The city plans to complete the trail in early 2024.
CU Boulder Professor Files Discrimination Lawsuit Against University and Law School Dean
On Friday, University of Colorado Boulder Professor Paul Campos filed a discrimination and retaliation lawsuit against the university and a law school dean.
Campos alleges unequal pay based on his Latino ethnicity and punishment for taking paternity leave.
He claims to have faced retaliation after reporting the discrimination. The lawsuit also references a salary study conducted by the university, indicating Campos received significantly less salary than his peers. Campos also received a low annual performance rating, which Campos alleges came in retaliation to his decision to take paternity leave.
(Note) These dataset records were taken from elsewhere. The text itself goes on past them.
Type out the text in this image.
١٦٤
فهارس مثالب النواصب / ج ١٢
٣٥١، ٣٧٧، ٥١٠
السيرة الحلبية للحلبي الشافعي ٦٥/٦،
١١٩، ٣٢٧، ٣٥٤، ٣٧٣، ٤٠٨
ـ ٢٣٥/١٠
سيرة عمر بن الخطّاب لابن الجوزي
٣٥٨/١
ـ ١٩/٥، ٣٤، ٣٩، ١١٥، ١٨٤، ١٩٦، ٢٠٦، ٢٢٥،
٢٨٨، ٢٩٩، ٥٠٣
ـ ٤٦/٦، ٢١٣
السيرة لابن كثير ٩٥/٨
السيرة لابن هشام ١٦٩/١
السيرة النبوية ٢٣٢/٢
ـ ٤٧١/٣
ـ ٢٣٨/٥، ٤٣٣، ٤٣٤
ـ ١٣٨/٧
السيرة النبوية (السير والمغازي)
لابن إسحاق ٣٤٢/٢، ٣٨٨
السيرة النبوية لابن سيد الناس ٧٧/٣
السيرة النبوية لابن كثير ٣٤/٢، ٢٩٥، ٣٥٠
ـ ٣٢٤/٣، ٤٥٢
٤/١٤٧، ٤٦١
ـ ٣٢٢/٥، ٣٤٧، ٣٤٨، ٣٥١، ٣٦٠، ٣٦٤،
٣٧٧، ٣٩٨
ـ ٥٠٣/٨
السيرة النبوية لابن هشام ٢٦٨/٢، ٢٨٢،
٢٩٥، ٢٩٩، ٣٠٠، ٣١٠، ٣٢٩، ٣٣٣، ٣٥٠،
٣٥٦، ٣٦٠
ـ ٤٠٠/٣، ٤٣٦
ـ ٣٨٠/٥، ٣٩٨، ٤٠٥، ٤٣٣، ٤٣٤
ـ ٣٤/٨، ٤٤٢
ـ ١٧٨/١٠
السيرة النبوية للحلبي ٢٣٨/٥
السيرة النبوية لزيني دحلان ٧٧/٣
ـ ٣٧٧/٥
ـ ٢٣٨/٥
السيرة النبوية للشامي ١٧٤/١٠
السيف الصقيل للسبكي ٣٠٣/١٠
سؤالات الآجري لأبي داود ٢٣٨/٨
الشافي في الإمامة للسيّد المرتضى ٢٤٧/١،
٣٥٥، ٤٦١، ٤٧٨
According to the Daily Camera, Campos has worked at CU Boulder for 32 years.
Bike to Work Day Incentivizes Pedal Commutes with Free Breakfasts
Today is Bike to Work Day, when thousands of cyclists across the Denver-Boulder region hit the streets, trails, and bike paths.
This annual event encourages commuters to choose biking, public transit, or alternative transportation methods instead of driving.
This initiative seeks to promote health, improve air quality, reduce traffic congestion, and offer a fun experience.
Nearly 300 stations along the metro area’s commute routes will provide snacks and merchandise to riders. In Boulder, KGNU is hosting a breakfast station for cyclists.